From Users to Citizens: How to Make Digital Citizenship Relevant
How digital citizenship is protective and relevant to youth – and how to make it even more so.
"Digital citizenship" is a rapidly expanding conversation in the online-safety field. Is it one we should be having? Is it relevant to young people, the "citizens" we all have in mind? On a recent conference panel, Prof. Tanya Byron of the UK seemed to suggest not – too abstract or complicated maybe. I agree with her a lot of the time but not on this point, because I think digital citizenship is what makes online safety relevant to the people Net safety is supposed to protect.
In a participatory media environment, focusing on citizenship helps everybody understand that: 1) they're stakeholders in their own well-being online, 2) they're stakeholders in their community's well-being as well as that of fellow participants (because in a user-driven environment safety can't logically be the sole responsibility of the community's host), and 3) they have rights and responsibilities online.

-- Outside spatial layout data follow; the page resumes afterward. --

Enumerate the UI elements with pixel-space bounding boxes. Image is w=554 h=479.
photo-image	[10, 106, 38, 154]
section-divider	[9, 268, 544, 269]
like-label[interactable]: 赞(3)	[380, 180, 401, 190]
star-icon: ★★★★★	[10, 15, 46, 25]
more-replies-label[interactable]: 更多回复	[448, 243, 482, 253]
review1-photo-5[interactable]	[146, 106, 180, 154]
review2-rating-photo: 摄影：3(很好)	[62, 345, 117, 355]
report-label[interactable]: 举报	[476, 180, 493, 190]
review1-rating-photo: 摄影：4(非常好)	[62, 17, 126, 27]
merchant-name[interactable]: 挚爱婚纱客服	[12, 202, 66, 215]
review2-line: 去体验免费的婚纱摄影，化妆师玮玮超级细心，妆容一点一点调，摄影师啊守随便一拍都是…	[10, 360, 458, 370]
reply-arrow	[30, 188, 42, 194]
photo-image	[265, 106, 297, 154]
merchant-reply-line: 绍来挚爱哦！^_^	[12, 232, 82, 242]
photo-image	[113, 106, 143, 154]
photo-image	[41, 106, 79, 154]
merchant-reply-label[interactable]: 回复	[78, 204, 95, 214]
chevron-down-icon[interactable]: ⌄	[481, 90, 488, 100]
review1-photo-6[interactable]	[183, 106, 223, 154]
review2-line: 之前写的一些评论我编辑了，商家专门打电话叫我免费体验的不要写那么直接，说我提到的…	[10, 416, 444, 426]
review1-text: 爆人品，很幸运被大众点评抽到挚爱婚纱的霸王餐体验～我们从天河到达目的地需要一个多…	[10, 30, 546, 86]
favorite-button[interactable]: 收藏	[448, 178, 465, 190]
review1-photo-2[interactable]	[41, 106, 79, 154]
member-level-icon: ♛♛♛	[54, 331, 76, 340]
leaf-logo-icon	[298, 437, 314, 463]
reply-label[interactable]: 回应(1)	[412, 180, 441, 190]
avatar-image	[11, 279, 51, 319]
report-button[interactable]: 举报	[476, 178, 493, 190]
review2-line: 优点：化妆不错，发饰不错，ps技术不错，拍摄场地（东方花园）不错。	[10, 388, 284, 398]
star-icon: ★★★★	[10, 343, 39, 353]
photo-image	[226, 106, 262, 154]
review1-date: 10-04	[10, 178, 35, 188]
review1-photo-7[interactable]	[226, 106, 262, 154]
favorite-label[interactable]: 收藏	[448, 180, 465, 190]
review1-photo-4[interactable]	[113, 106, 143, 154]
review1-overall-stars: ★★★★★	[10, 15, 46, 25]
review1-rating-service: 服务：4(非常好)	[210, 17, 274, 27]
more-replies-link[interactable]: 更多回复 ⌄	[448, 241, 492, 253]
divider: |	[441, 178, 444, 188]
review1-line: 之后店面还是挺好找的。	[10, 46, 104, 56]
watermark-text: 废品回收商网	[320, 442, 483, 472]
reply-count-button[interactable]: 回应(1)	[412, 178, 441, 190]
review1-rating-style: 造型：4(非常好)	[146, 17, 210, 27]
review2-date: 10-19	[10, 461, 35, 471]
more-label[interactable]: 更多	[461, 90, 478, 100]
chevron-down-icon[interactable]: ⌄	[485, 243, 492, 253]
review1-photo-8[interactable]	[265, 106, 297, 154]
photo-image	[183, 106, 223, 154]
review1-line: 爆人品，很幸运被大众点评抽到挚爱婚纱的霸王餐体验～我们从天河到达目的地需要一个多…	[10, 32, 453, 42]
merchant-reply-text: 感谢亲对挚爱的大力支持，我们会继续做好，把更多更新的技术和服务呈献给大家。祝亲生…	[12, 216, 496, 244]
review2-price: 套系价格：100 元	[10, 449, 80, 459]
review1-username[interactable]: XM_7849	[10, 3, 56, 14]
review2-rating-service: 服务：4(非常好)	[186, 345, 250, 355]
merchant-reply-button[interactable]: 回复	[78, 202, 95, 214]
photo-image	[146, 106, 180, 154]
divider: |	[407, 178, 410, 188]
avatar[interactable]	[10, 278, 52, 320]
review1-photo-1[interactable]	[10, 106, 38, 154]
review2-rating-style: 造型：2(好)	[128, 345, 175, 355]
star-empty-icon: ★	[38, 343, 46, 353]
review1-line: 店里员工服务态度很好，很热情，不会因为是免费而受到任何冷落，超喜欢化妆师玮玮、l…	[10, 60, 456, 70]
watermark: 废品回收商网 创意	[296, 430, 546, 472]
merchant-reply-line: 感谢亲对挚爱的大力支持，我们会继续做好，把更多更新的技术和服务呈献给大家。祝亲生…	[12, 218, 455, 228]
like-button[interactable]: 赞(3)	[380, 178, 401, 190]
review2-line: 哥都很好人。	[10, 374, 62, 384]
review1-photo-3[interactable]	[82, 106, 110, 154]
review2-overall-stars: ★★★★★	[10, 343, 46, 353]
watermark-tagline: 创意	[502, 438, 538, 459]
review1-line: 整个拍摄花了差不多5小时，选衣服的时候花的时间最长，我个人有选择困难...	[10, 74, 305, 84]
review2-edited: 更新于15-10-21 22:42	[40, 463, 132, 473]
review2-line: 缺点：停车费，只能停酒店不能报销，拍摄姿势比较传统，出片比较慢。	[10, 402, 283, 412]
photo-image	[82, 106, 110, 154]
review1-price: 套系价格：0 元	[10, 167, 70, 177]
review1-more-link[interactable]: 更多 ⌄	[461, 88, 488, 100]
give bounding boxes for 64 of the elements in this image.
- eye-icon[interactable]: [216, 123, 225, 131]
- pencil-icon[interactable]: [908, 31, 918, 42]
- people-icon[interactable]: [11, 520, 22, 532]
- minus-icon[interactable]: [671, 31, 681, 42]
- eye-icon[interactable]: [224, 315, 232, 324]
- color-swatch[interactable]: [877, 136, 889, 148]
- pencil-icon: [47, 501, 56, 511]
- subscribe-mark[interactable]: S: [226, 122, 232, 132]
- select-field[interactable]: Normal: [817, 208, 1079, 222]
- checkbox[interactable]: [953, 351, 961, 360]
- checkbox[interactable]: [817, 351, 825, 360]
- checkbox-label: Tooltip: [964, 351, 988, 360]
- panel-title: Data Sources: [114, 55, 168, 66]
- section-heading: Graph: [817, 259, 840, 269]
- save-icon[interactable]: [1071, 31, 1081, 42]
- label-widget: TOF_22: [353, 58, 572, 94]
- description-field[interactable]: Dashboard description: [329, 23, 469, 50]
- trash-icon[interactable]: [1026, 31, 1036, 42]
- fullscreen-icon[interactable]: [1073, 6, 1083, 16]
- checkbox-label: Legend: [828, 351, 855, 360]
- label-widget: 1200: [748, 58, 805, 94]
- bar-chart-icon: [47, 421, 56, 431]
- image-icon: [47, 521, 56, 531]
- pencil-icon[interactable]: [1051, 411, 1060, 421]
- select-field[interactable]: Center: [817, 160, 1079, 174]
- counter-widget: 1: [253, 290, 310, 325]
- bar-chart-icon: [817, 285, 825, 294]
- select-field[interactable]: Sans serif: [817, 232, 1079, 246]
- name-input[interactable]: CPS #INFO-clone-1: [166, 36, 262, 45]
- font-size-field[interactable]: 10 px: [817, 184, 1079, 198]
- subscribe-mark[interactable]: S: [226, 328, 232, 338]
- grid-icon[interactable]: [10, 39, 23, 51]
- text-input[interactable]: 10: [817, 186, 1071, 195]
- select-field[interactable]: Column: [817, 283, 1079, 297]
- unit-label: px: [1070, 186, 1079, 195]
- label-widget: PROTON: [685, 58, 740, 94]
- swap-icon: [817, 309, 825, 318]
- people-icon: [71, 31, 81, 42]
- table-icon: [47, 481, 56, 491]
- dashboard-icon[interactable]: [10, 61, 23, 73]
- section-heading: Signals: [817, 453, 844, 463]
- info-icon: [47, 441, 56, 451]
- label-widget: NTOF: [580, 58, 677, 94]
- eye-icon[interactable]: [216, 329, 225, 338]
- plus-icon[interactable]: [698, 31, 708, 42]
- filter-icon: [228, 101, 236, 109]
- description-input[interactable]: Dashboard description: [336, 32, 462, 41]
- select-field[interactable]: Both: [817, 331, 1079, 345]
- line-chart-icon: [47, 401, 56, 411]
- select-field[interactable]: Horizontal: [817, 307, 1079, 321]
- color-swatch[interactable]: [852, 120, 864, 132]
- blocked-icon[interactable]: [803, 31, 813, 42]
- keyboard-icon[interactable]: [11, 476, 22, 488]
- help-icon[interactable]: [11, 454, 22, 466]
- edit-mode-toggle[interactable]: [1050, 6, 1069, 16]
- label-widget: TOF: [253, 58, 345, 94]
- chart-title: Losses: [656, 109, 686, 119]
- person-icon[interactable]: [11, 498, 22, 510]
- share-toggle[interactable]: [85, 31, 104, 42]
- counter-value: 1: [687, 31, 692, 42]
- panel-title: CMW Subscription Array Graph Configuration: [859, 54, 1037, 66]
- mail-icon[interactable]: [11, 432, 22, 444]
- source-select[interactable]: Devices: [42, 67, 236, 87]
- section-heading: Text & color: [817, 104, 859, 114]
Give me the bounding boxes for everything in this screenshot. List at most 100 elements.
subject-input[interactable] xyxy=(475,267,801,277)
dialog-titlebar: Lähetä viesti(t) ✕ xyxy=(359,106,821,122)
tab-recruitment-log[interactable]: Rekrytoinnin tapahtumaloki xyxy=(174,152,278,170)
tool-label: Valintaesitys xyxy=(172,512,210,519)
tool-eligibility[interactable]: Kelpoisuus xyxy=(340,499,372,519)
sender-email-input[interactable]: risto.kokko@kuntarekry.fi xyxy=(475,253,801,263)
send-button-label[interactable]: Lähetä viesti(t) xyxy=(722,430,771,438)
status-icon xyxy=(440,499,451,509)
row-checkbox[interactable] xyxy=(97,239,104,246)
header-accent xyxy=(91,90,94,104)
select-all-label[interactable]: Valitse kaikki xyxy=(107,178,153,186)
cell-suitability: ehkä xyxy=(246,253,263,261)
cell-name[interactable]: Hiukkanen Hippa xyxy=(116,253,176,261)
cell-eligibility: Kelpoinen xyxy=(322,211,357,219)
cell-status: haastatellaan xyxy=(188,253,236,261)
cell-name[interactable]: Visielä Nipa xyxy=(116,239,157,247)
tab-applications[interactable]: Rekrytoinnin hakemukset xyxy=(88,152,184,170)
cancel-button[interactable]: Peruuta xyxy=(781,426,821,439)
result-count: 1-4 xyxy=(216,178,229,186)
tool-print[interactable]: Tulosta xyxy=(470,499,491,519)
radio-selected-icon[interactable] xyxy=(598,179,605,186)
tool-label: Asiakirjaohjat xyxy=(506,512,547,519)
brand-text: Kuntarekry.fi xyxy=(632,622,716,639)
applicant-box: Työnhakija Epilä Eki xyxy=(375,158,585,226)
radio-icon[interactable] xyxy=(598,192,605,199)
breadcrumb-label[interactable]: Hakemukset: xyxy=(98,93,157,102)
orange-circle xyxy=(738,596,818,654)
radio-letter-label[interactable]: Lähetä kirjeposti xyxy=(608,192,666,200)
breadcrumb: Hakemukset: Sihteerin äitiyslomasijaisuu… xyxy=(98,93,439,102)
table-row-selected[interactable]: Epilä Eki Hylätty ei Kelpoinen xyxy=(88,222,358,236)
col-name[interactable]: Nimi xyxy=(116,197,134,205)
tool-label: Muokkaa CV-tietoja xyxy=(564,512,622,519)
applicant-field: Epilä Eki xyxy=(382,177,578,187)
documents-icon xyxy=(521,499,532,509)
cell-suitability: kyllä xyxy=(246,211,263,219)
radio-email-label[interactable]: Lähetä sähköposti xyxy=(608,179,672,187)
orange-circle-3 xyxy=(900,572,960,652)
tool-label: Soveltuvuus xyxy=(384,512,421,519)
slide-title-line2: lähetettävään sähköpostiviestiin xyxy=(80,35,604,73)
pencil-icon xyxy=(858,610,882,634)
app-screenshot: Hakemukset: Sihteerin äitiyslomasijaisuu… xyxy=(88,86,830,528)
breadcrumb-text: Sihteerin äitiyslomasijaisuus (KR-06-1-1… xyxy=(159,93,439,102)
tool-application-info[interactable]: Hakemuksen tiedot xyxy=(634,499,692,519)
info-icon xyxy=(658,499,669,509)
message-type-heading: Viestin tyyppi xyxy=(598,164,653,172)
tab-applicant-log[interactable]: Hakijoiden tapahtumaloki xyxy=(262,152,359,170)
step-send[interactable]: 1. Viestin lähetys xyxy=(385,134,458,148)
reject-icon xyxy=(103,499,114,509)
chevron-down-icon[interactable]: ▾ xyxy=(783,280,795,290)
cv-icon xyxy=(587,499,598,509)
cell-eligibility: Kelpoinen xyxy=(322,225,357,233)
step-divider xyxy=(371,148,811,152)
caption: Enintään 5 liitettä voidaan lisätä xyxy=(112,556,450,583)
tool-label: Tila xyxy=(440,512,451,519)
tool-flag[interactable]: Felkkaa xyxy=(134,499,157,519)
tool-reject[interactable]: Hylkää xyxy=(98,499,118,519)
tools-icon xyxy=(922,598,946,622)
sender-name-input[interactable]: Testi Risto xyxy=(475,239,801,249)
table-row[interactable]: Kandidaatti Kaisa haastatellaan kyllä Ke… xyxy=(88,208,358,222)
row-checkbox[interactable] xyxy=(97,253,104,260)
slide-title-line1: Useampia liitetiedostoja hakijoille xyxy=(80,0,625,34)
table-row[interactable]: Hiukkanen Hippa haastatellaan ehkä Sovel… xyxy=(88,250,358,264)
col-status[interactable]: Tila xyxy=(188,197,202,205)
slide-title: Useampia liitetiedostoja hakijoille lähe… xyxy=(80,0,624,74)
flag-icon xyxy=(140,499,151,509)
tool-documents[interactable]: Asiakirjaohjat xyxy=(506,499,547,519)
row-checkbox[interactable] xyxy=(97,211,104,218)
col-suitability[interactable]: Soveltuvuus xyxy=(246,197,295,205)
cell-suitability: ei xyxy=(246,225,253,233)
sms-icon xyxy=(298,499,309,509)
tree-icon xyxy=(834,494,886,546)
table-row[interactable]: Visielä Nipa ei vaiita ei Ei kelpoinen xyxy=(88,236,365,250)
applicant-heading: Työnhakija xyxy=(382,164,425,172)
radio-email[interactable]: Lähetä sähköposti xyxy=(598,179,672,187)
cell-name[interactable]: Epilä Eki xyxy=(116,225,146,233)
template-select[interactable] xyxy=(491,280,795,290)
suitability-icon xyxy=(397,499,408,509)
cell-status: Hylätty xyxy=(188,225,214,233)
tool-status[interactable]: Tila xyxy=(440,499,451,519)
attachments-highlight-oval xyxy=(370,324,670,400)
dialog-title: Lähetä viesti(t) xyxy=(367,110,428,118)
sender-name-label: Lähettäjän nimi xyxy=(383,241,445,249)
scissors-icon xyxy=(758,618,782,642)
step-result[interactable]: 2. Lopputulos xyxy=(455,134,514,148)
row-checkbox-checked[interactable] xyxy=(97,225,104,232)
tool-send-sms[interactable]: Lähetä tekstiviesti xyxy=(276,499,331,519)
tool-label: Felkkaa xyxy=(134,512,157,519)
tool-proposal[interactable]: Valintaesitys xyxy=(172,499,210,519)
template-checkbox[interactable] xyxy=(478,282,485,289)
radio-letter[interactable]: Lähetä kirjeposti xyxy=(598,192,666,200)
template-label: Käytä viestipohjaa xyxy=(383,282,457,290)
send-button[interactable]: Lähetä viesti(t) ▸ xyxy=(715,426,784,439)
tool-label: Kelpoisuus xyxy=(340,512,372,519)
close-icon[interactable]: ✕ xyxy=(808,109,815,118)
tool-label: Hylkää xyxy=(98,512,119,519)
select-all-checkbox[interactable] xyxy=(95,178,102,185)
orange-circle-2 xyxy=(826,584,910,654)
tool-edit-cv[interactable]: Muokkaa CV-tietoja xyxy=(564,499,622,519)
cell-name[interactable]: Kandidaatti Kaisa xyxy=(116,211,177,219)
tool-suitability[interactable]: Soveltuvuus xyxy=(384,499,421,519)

Digital citizens have a right to the support of fellow members, as well as of the community as a whole, and in turn the responsibility to provide support as well as cultivate a supportive environment. As my friends at Childnet International in London say at Digizen.org, digital citizenship is about "using your online presence to grow and shape your world in a safe, creative way, and inspiring others to do the same."
Two other recent conversations got me thinking about how digital citizenship might be made even more relevant to youth:
- A student on a conference panel saying, "My friends and I never read the terms of service." (Of course not; they're written by lawyers.)
- A colleague in another country wondering if "citizenship" means the same in his country as in mine. ("Digital citizenship" was mentioned a lot at last month's Safer Internet Forum attended by representatives from more than two dozen European countries plus Brazil, New Zealand, and Malaysia - see this account.)
Continuing the latter conversation, I asked my colleague what it meant to people in his country and, reflexively, he mentioned "rights and responsibilities." We all need to talk about this more, probably, but based on what I heard at the Safer Internet Forum and in this conversation, we have a viably universal, workable concept.
Addendum: The social-norming piece
This is an addendum to the commentary above.
About a year ago I heard a great story on NPR about a successful risk-prevention program at the University of Virginia, Charlottesville that "relies on peer counseling, social events and solid information to challenge misperceptions students have about drinking" instead of the less successful rules-and-enforcement programs at most colleges and universities. I thought, "Yes! That's what online-safety education needs!" We'd been working on the "solid information" part for years (often hobbled by misrepresentation of the research in order to scare the public). But more emphasis needed to be on the social and peer-counseling part of this risk-prevention discussion, I thought.